In [36]:
import pandas as pd
import country_converter as coco
import logging
from datetime import datetime

In [37]:
class EnhancedDataPostProcessor:
    def __init__(self):
        self.cc = coco.CountryConverter()
        logging.basicConfig(level=logging.INFO)
        self.logger = logging.getLogger(__name__)

    def standardize_location(self, locations: str) -> str:
        if pd.isna(locations) or locations == '':
            return 'Unknown'
        
        locations_list = [loc.strip() for loc in locations.split(';')]
        standardized = []
        
        for location in locations_list:
            try:
                std_name = self.cc.convert(names=location, to='name_short')
                if std_name != 'not found':
                    standardized.append(std_name)
                else:
                    standardized.append(location)
            except Exception as e:
                self.logger.warning(f"Error standardizing location {location}: {str(e)}")
                standardized.append(location)
        
        return '; '.join(sorted(set(standardized)))
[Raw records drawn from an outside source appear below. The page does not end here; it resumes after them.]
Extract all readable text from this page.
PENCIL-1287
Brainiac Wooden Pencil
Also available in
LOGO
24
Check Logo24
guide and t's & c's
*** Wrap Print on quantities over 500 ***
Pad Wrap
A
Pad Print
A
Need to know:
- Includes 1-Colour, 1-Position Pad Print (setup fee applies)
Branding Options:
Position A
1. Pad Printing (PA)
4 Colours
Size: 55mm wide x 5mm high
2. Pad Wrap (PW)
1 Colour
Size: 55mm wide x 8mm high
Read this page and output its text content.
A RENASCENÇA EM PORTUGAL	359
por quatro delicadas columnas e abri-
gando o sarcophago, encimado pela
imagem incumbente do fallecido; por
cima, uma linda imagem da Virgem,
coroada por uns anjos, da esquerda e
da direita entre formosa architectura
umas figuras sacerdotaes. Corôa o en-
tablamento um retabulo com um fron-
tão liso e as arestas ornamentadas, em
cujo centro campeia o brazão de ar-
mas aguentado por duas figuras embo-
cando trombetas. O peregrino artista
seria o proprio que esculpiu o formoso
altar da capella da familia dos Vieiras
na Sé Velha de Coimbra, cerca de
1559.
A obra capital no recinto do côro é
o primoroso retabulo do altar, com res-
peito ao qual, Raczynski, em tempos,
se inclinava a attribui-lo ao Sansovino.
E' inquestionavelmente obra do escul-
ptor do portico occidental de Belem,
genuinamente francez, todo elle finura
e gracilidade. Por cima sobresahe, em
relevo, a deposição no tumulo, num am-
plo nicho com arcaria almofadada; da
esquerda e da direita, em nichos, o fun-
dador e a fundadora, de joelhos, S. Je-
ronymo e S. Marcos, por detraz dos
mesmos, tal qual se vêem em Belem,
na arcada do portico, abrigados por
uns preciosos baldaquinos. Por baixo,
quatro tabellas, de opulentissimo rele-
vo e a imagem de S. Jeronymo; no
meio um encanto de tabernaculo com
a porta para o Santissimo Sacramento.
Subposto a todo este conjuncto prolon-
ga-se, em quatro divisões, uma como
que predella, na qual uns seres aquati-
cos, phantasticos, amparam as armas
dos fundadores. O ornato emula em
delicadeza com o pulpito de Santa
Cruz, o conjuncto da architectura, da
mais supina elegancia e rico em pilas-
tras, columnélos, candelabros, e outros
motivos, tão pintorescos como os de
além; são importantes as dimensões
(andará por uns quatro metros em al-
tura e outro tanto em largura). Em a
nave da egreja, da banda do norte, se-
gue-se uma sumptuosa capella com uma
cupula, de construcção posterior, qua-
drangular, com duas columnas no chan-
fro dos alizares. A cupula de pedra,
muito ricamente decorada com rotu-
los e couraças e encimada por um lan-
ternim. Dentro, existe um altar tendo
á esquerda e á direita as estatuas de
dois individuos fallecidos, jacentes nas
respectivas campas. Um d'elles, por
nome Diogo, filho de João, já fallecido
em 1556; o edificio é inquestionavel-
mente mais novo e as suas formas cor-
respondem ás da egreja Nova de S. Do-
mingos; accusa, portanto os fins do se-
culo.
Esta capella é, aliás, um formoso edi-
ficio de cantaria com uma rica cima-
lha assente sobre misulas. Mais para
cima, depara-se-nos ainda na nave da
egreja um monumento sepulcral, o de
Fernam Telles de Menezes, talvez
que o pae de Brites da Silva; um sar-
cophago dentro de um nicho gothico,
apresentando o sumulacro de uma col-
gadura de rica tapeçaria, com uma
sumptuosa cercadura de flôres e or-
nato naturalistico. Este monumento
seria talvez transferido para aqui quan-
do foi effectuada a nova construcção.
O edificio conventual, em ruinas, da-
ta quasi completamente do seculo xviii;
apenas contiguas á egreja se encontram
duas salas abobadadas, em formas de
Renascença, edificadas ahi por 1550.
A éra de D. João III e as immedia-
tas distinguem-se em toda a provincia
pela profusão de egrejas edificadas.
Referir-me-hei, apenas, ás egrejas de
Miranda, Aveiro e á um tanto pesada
    def standardize_person(self, persons: str) -> str:
        if pd.isna(persons) or persons == '':
            return 'Unknown'
        
        persons_list = [person.strip() for person in persons.split(';')]
        return '; '.join(sorted(set(persons_list)))
    
    def process_dataframe(self, df: pd.DataFrame) -> pd.DataFrame:
        self.logger.info("Starting data processing...")
        processed_df = df.copy()
        
        initial_rows = len(processed_df)
        processed_df.drop_duplicates(subset=['text'], inplace=True)
        self.logger.info(f"Removed {initial_rows - len(processed_df)} duplicate rows")
        
        self.logger.info("Standardizing locations...")
        processed_df['LOC'] = processed_df['LOC'].apply(self.standardize_location)
        
        self.logger.info("Standardizing persons...")
        processed_df['PER'] = processed_df['PER'].apply(self.standardize_person)
        
        entity_columns = ['LOC', 'PER', 'ORG', 'CRIME_TYPES']
        processed_df[entity_columns] = processed_df[entity_columns].fillna('Unknown')
        
        return processed_df

In [38]:
if __name__ == "__main__":
    input_path = "/Users/damienfoo/Desktop/SMUBIA Datathon Lunar Logic/FINAL FINAL PLEASE/Data/process1_3.csv"
    output_path = "/Users/damienfoo/Desktop/SMUBIA Datathon Lunar Logic/FINAL FINAL PLEASE/Data/process2_cleaned.csv"
    
    df = pd.read_csv(input_path)
    processor = EnhancedDataPostProcessor()
    processed_df = processor.process_dataframe(df)
    processed_df.to_csv(output_path, index=False)
    
    print(f"\nOriginal rows: {len(df)}")
    print(f"Cleaned rows: {len(processed_df)}")
    print("\nMissing values after cleaning:")
    print(processed_df[['LOC', 'PER', 'ORG', 'CRIME_TYPES']].isnull().sum())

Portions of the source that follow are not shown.